# Root of unity filter

Can some one help me understand the technique called "Root of unity filter" . I just know how to use it. It's as follow:

For series $$f(x)=a_0+a_1x+a_2x^2+\cdots+a_nx^n$$ we need to find the sum of coefficient of terms in which the power is a multiple of any number say $$k$$ for finding the same we have $$\omega$$ as $$\mathrm{k^{th}}$$ of unity and write $$\dfrac{f(1)+f(\omega)+f(\omega ^2)+ \cdots+ f(\omega^{k-1})}{k}=(a_0 + a_k + a_{2k}+\cdots)$$

• Never heard of this, so I'm just curious. But what's the utility of this theorem when we know the polynomial directly? Isn't it better to directly sum the coefficients than to evaluate the entire polynomial at every root of unity up to the $k$th? May 4, 2019 at 9:43
• I was doing a question which is as follow : $$(1+x)(1+x^2) \cdots (1+x^{2070})$$ we have to find the sum of coefficients of $x^{9k}$ to get the answer here we can easily find the answer using this tool , can you suggest another method @Allawonder May 4, 2019 at 9:50
• I now see how it may be used for facility in some cases. I had been simply thinking of a polynomial strictly in the form $\sum a_nx^n.$ May 4, 2019 at 9:52

Theorem: (Root of Unity Filter)

Define $$\omega=e^{2\pi i/n}$$ for a positive integer $$n$$. For any polynomial $$F(x)=a_0+a_1x+a_2x^2+\dots$$(where we take $$a_k=0$$ if $$k>deg(F)$$), the sum $$a_0+a_n+a_{2n}+...$$ is given by $$a_0+a_n+a_{2n}+\dots=\frac{1}{n}(F(1)+F(\omega)+\dots+F(\omega^{n-1}))$$

Proof: Let $$s_k=1+\omega^k+\dots+\omega^{(n-1)k}$$

If $$n$$ divides $$k$$, then $$\omega^k=1$$ and so $$s_k=1+1+1\dots+1=n$$ otherwise $$s_k=\frac{1-\omega^{nk}}{1-\omega^k}=0$$. So

$$F(1)+F(\omega)+\dots+F(\omega^{n-1})=a_0s_0+a_1s_1+a_2s_2+\dots=n(a_0+a_n+a_{2n}+\dots)$$

Divide the both sides of the equation by $$n$$ and the proof is complete.

Source of my knowledge: http://zacharyabel.com/papers/Multi-GF_A06_MathRefl.pdf

There are some examples also which may help you. Please have a look at Problem $$2$$ on page $$3$$.

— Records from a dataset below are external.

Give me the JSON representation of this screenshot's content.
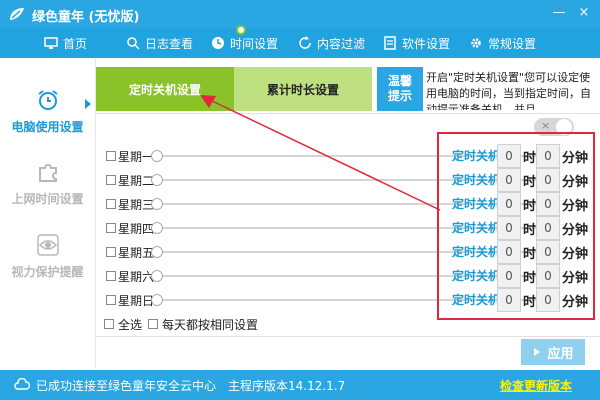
{
  "app": {
    "title": "绿色童年 (无忧版)"
  },
  "window_controls": {
    "minimize": "—",
    "close": "×"
  },
  "menu": [
    {
      "label": "首页",
      "icon": "monitor-icon"
    },
    {
      "label": "日志查看",
      "icon": "search-icon"
    },
    {
      "label": "时间设置",
      "icon": "clock-icon"
    },
    {
      "label": "内容过滤",
      "icon": "refresh-icon"
    },
    {
      "label": "软件设置",
      "icon": "document-icon"
    },
    {
      "label": "常规设置",
      "icon": "gear-icon"
    }
  ],
  "sidebar": [
    {
      "label": "电脑使用设置",
      "icon": "alarm-clock-icon",
      "active": true
    },
    {
      "label": "上网时间设置",
      "icon": "puzzle-icon",
      "active": false
    },
    {
      "label": "视力保护提醒",
      "icon": "eye-icon",
      "active": false
    }
  ],
  "tabs": {
    "shutdown": "定时关机设置",
    "duration": "累计时长设置",
    "tip_label_1": "温馨",
    "tip_label_2": "提示"
  },
  "tip_text": "开启\"定时关机设置\"您可以设定使用电脑的时间，当到指定时间，自动提示准备关机，并且",
  "toggle": {
    "symbol": "×"
  },
  "days": [
    {
      "day": "星期一",
      "off_label": "定时关机",
      "hour": "0",
      "hour_unit": "时",
      "minute": "0",
      "minute_unit": "分钟"
    },
    {
      "day": "星期二",
      "off_label": "定时关机",
      "hour": "0",
      "hour_unit": "时",
      "minute": "0",
      "minute_unit": "分钟"
    },
    {
      "day": "星期三",
      "off_label": "定时关机",
      "hour": "0",
      "hour_unit": "时",
      "minute": "0",
      "minute_unit": "分钟"
    },
    {
      "day": "星期四",
      "off_label": "定时关机",
      "hour": "0",
      "hour_unit": "时",
      "minute": "0",
      "minute_unit": "分钟"
    },
    {
      "day": "星期五",
      "off_label": "定时关机",
      "hour": "0",
      "hour_unit": "时",
      "minute": "0",
      "minute_unit": "分钟"
    },
    {
      "day": "星期六",
      "off_label": "定时关机",
      "hour": "0",
      "hour_unit": "时",
      "minute": "0",
      "minute_unit": "分钟"
    },
    {
      "day": "星期日",
      "off_label": "定时关机",
      "hour": "0",
      "hour_unit": "时",
      "minute": "0",
      "minute_unit": "分钟"
    }
  ],
  "options": {
    "select_all": "全选",
    "same_every_day": "每天都按相同设置"
  },
  "apply": {
    "label": "应用"
  },
  "status": {
    "connection": "已成功连接至绿色童年安全云中心",
    "version": "主程序版本14.12.1.7",
    "update": "检查更新版本"
  },
  "colors": {
    "accent": "#2aa6e3",
    "tab_active": "#8ac22a",
    "tab_inactive": "#bfe080",
    "highlight": "#e0283a",
    "update_link": "#fff200"
  }
}
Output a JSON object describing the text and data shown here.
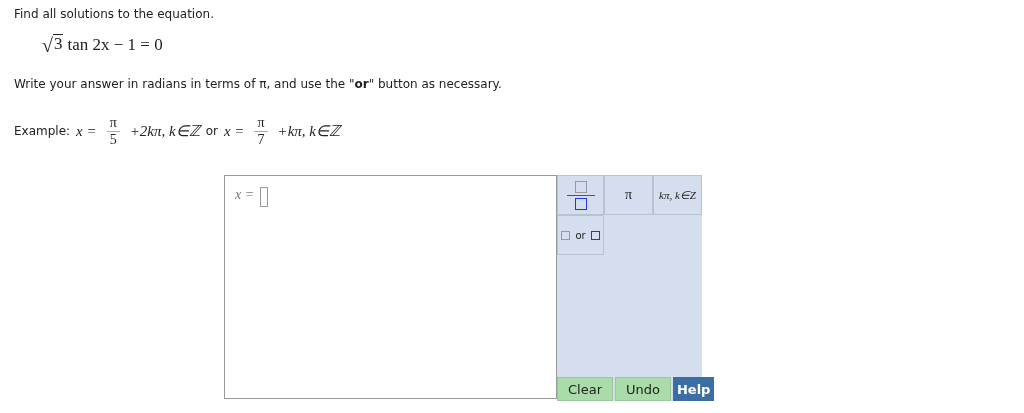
{
  "prompt": "Find all solutions to the equation.",
  "equation": {
    "radical_sign": "√",
    "radicand": "3",
    "rest": "tan 2x − 1 = 0"
  },
  "instruction": "Write your answer in radians in terms of π, and use the \"**or**\" button as necessary.",
  "example": {
    "label": "Example:",
    "separator": "or",
    "answers": [
      {
        "lhs": "x =",
        "numerator": "π",
        "denominator": "5",
        "rest": "+2kπ, k∈ℤ"
      },
      {
        "lhs": "x =",
        "numerator": "π",
        "denominator": "7",
        "rest": "+kπ, k∈ℤ"
      }
    ]
  },
  "answer_field": {
    "label": "x ="
  },
  "palette": [
    {
      "kind": "fraction"
    },
    {
      "kind": "symbol",
      "label": "π"
    },
    {
      "kind": "symbol",
      "label": "kπ, k∈Z"
    },
    {
      "kind": "or",
      "label": "or"
    }
  ],
  "actions": [
    {
      "kind": "plain",
      "label": "Clear"
    },
    {
      "kind": "plain",
      "label": "Undo"
    },
    {
      "kind": "help",
      "label": "Help"
    }
  ]
}
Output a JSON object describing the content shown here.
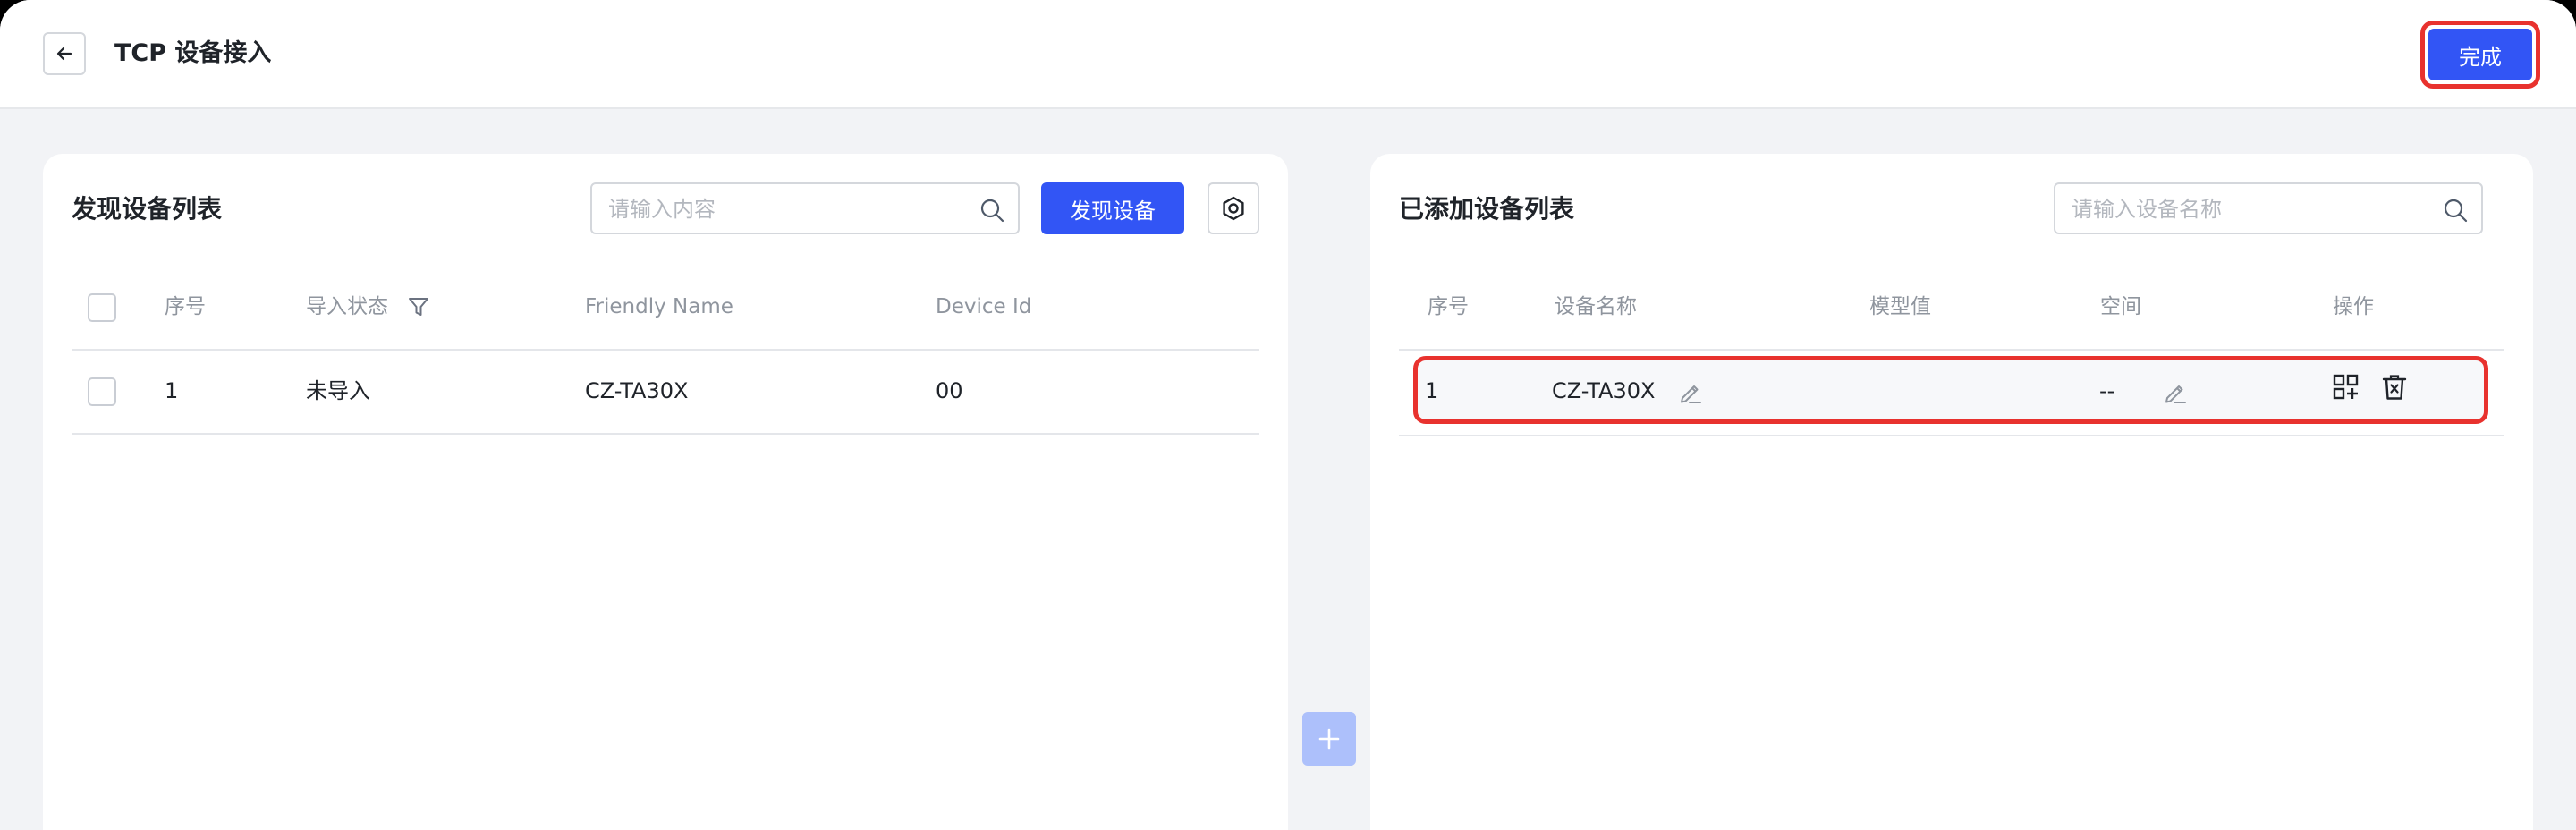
{
  "header": {
    "title": "TCP 设备接入",
    "done_label": "完成"
  },
  "left_panel": {
    "title": "发现设备列表",
    "search_placeholder": "请输入内容",
    "discover_label": "发现设备",
    "columns": [
      "序号",
      "导入状态",
      "Friendly Name",
      "Device Id"
    ],
    "rows": [
      {
        "index": "1",
        "status": "未导入",
        "friendly_name": "CZ-TA30X",
        "device_id": "00"
      }
    ]
  },
  "right_panel": {
    "title": "已添加设备列表",
    "search_placeholder": "请输入设备名称",
    "columns": [
      "序号",
      "设备名称",
      "模型值",
      "空间",
      "操作"
    ],
    "rows": [
      {
        "index": "1",
        "device_name": "CZ-TA30X",
        "model_value": "",
        "space": "--"
      }
    ]
  },
  "colors": {
    "primary": "#3255f5",
    "highlight": "#e8322e",
    "background": "#f2f3f6"
  },
  "icons": [
    "back-arrow-icon",
    "search-icon",
    "settings-hexagon-icon",
    "filter-icon",
    "edit-pencil-icon",
    "qr-code-add-icon",
    "delete-icon",
    "plus-icon"
  ]
}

Hint: This technique is called series multisection.

• Some instructive examples can be found in H.S. Wilf's book generatingfunctionology (2.4.5) to (2.4.9).

• Setting $$\omega_r=\exp\left(\frac{2\pi i}{r}\right), r\geq 1$$ an integral value, the formula \begin{align*} \sum_{k=0}^{\left\lfloor\frac{n-a}{r}\right\rfloor}\binom{n}{a+kr}x^{a+kr}=\frac{1}{r}\sum_{k=1}^{r}\left(\omega_{r}^k\right)^{-a}\left(1+x\omega_r^k\right)^n, \qquad 0\leq a\leq n,a\leq r-1 \end{align*} is stated as (6.20) in Binomial Identities Derived from Trigonometric and Exponential Series by H.W. Gould.

An application proving a binomial identity can be found e.g. in this MSE answer.